When it happened to Houston Texans linebacker Brian Cushing, the play was illegal only because of where it was. Jets guard Matt Slauson was fined $10,000 for his peel-back block on Cushing last October. Cushing saw his season end because of a torn anterior cruciate ligament.
Since then, the NFL has made that kind of block illegal regardless of where it happens on the field. But as Cushing sees it, that's not enough. Sunday gave him evidence to support that.
At the end of the third quarter, Tennessee Titans offensive lineman Rob Turner made a very similar block on Texans defensive end J.J. Watt. Watt was clearly furious on the field, and remained so after the game. When I asked if that play was dirty, he said, "Absolutely."
"I'm not trying to get my knee blown out," Watt said, before knocking on the wooden podium he stood behind. "That's why there's a rule in place, and it was clearly blatant. You peel back around and you're going towards your own goal line, you know exactly what you're doing and you're going at somebody's knee."
Turner said he tried to talk to Watt.
"As a lineman, you get kind of ingrained, 'Run a screen, throw a cut, run a screen, throw a cut,'" he said. "I tried saying something to him after the game, saying, 'Look, I wasn't trying to take your legs out.'"
Watt wasn't having it.
"I told him," Watt said. "I said, 'You're clearly trying to take out my knee.' He tried to apologize, but you're trying to take out my knee.
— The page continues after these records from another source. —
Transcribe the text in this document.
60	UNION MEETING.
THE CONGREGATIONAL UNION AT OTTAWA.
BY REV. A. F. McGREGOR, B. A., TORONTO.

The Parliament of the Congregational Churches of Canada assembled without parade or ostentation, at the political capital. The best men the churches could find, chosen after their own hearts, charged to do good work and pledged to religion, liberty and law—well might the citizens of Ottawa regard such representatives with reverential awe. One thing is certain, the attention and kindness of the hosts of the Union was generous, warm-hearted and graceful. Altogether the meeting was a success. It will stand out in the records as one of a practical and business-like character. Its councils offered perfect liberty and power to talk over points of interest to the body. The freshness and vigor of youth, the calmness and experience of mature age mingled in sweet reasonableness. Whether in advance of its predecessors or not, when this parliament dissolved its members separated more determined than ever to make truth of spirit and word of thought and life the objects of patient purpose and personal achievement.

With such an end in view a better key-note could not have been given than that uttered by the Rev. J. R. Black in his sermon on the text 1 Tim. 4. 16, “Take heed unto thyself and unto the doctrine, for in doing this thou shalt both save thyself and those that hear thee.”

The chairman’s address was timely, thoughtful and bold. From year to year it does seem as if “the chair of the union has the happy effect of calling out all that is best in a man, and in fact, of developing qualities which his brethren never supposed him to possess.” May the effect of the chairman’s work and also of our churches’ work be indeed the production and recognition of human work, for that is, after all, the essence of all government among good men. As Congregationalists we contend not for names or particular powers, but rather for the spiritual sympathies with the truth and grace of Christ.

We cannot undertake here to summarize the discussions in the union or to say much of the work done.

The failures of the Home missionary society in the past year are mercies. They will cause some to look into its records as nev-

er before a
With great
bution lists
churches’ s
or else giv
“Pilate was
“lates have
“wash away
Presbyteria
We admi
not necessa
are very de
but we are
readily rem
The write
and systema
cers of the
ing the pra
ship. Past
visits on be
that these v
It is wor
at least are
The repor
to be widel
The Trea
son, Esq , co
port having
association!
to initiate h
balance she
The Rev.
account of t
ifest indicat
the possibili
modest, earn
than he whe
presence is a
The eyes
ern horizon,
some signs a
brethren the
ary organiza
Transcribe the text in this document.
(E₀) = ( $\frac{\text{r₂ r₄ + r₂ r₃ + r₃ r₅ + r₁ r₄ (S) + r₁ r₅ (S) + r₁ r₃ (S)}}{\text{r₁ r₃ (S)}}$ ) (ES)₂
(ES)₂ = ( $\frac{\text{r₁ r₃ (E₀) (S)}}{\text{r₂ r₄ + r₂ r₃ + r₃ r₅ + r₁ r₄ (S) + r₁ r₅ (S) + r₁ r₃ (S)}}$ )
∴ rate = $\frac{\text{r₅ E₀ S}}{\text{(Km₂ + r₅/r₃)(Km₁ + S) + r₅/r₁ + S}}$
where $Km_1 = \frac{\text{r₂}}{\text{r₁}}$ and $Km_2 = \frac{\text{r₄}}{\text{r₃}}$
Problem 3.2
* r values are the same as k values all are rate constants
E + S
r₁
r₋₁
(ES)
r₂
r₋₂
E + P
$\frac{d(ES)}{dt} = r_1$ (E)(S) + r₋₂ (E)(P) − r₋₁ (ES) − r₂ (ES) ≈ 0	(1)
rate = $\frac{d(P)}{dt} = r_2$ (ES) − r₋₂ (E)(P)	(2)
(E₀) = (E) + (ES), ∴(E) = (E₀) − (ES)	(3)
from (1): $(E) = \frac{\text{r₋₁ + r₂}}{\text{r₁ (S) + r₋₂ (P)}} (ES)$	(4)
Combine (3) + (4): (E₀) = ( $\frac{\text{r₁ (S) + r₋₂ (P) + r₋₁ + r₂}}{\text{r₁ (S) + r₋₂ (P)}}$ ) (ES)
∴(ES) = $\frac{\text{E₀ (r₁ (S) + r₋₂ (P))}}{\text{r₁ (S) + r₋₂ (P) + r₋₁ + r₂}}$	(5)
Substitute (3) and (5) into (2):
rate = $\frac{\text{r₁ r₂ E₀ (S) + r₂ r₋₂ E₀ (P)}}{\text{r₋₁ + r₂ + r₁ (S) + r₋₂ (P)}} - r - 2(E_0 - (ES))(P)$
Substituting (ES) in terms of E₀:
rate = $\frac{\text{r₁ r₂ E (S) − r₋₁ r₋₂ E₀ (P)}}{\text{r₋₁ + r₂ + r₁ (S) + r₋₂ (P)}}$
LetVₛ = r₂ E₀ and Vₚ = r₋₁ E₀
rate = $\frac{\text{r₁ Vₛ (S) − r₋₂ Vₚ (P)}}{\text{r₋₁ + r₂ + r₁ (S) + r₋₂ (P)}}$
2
That's exactly what you're trying to do. ... It's a mutual sign of respect that we have that there's certain things you don't do. And that's one of them."
One official told Cushing that the play reminded him of the play that caused Cushing's injury.
Said Cushing: "There has to be a line drawn and there has to be something done for guys to learn not to do it anymore besides just a fine and a penalty."